I have, along with some Republican colleagues, introduced legislation that would do that directly in response to what we have experienced here in HCA. That legislation would give the Attorney General and DHHS much broader authority to look at these deals, look at the impact on the cost, [00:32:00] the quality, the availability, and the accessibility of care.
Those are the four goals. We don't have that. Josh Stein was incredibly limited in the scope of what he did. And frankly, he pushed beyond the bounds of his authority to get the agreements and the commitments in the asset purchase agreement that he did. And that has to do, as everybody knows, with providing certain kinds of care at certain hospitals for certain periods of time.
Now, the issue of quality care metrics was absolutely on the table. HCA pushed back and said, we don't want those and the Mission Hospital representatives acquiesced. Why? I don't know. None of us were
Matt Peiken: in that room.
And you're saying Mission Hospital acquiesce, are you speaking specifically of the board?
Julie Mayfield: I don't know. Again, we were not in the room. This was being negotiated to some degree at a staff level, at an attorney level. My guess is the board was not integrally involved in drafting the [00:33:00] agreement. That's not the role of a board. Their role was to ultimately approve the purchase or the sale, I guess I should say.
Matt Peiken: You're saying Josh Stein, his hands were tied to some degree.
Julie Mayfield: So he, ultimately, it was the Mission board that got to make this decision. And a lot of people don't know this, but when Josh Stein started digging into this deal, he found All sorts of irregularities. He found that Ron Paulus had actually begun conversations with ACA prior to the board even deciding that they were going to sell the hospital.

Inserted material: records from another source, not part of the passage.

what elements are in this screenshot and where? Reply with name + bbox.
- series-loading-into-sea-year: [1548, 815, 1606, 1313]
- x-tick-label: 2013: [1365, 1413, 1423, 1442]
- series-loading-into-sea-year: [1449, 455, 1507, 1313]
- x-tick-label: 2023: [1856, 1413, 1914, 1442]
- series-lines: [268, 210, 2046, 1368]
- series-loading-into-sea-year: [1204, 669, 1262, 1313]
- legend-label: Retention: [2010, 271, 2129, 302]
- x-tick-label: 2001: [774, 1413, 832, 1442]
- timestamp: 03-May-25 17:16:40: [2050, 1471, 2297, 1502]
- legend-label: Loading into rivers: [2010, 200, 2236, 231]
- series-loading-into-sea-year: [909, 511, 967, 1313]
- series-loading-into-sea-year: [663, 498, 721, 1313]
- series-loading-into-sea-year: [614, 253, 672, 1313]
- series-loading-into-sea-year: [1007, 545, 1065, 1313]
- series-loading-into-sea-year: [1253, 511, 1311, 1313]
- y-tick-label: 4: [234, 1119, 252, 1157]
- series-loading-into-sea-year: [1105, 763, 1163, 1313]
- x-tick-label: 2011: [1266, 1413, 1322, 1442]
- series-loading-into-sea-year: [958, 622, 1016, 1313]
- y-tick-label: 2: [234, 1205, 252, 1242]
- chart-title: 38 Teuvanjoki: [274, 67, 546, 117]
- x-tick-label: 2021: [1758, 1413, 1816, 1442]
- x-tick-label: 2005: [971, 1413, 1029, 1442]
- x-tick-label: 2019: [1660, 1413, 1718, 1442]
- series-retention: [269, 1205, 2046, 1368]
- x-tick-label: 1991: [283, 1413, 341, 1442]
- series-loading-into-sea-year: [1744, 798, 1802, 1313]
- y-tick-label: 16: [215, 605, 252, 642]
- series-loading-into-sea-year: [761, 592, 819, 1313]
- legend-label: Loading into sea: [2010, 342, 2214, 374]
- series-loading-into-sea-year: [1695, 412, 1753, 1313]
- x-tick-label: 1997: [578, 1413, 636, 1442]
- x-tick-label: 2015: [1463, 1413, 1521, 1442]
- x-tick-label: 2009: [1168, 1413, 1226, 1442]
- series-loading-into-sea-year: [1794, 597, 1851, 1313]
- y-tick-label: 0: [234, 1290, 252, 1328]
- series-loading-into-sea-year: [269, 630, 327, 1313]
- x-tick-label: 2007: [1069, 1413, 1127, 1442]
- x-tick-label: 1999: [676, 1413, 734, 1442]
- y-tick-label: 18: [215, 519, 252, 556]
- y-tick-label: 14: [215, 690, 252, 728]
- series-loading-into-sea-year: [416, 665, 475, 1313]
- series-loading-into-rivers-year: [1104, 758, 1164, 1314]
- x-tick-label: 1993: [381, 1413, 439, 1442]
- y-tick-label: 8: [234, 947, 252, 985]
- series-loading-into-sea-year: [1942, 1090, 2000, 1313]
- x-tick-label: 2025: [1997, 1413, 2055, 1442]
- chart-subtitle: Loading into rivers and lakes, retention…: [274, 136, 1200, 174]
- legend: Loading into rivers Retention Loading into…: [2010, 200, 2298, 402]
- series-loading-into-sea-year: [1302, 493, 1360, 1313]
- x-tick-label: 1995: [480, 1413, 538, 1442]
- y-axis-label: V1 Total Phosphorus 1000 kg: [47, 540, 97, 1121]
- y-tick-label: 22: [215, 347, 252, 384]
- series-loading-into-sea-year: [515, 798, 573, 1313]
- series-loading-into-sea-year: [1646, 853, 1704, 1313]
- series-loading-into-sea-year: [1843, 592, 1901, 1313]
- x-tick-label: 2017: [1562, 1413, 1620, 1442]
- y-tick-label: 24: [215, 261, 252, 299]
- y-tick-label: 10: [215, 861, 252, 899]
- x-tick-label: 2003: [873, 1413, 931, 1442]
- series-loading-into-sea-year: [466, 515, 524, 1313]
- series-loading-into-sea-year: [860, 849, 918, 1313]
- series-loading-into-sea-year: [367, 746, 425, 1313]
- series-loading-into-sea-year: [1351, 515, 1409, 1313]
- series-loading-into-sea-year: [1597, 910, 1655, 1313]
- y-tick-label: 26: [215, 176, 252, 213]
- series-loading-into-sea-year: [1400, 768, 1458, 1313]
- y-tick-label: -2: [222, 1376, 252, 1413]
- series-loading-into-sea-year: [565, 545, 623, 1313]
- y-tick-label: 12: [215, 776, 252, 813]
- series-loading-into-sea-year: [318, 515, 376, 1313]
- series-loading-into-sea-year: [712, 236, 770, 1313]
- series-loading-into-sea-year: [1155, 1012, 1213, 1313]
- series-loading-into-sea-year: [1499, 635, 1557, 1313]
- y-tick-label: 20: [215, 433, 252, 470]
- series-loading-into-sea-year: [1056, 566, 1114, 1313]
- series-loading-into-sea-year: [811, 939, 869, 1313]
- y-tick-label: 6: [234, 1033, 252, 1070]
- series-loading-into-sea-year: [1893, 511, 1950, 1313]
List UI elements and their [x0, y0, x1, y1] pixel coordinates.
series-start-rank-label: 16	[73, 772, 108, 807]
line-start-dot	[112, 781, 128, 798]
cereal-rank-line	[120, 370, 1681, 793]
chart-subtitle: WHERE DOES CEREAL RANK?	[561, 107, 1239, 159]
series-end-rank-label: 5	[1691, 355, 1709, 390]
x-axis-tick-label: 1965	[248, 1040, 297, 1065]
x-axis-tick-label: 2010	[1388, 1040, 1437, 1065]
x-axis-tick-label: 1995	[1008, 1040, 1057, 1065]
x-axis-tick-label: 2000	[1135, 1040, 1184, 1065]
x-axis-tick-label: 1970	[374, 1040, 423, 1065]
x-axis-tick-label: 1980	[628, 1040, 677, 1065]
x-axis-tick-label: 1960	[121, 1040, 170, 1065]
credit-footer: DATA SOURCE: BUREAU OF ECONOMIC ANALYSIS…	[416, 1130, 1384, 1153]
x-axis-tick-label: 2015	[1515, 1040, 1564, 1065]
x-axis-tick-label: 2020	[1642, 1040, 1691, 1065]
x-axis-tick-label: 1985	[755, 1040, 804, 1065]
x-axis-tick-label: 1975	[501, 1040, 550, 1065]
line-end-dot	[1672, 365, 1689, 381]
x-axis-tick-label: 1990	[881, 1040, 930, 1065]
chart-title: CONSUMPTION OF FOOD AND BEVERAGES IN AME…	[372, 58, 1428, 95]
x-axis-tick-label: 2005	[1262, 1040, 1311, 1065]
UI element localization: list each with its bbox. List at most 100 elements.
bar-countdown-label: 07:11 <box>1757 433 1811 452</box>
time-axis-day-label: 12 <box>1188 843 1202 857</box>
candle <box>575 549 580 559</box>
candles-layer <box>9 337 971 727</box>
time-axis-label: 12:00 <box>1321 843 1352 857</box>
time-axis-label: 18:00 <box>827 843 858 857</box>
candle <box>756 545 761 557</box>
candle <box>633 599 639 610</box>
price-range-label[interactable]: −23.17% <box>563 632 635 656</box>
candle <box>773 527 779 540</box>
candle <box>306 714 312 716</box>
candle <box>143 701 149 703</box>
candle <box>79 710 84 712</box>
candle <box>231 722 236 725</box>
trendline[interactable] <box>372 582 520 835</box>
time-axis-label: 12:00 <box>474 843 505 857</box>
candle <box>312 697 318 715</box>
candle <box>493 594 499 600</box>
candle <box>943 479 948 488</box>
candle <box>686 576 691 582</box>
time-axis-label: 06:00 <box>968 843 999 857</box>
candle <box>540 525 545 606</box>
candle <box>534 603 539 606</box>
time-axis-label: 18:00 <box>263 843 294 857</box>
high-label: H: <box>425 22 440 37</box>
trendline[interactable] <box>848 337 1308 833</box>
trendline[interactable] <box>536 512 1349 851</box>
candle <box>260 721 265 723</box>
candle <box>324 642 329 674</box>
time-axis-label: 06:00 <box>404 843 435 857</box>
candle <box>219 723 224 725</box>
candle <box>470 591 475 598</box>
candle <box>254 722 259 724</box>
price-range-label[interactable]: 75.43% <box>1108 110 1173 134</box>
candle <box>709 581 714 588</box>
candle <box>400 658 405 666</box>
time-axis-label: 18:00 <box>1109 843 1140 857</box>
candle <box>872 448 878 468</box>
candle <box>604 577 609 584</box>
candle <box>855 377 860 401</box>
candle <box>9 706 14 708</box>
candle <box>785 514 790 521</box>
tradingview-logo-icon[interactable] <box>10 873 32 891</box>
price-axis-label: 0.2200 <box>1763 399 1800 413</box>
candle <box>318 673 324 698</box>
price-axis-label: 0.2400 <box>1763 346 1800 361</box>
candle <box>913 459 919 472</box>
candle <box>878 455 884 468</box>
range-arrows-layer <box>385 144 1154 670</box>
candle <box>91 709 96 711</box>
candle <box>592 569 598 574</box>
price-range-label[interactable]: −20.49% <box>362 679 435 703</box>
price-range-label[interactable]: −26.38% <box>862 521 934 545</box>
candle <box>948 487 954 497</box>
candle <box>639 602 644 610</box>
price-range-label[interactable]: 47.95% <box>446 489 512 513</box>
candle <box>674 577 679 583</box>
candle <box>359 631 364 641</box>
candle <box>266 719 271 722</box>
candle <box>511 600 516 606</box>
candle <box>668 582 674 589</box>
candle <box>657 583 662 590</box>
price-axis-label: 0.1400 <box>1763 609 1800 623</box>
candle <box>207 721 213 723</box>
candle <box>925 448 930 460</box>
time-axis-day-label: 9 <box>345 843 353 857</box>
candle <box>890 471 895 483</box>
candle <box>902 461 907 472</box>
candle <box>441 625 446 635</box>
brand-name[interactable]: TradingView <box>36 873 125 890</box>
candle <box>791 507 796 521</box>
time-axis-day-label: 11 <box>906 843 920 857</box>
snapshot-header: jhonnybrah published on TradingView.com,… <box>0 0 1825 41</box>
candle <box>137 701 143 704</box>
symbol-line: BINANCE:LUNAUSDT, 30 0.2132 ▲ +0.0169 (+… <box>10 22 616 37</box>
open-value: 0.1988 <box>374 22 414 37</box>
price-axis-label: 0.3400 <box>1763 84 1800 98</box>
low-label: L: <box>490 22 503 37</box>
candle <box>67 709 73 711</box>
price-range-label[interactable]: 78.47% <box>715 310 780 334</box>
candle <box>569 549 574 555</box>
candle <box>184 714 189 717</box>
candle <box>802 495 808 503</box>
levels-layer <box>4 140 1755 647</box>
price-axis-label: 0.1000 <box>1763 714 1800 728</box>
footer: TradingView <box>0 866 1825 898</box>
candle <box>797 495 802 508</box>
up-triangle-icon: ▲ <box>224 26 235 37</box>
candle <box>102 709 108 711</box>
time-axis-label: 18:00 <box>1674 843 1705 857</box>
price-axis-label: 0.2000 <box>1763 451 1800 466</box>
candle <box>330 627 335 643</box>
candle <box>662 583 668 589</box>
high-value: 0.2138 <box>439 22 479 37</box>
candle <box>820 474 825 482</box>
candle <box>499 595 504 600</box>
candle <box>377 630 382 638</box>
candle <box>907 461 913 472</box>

And I think the record is very clear that Ron Paulus And a consultant named, I think his name is Paul Green, steered this entire deal to HCA. What you should have done, what any, what anybody should have done, was say, Alright, a board, we're going to sell the hospital, we're going to put out a request for proposal and get proposals from multiple companies, about buying our hospital, and then we're going to choose the one that we think is going to do best. That is not how this deal [00:34:00] went.
Matt Peiken: There was one other company that was even at the table, and apparently they didn't have the same seat that HCA had.
Julie Mayfield: They did not have the same seat. Josh Stein forced the board to receive a presentation from, that was Novant, forced the board to receive a presentation from Novant, but it was at the last minute.
As I say, the board was between third base and home plate, and they were not about to undo all of the work that they had done. And in fact, my understanding is they voted to reaffirm the sale to HCA right after Novant walked out of the room, essentially. So once the board had done that ,Josh Stein's hands were tied.
And if the mission board was saying, no, we don't want these things. We're not going to insist on these things in the agreement, he really had little leverage to push them.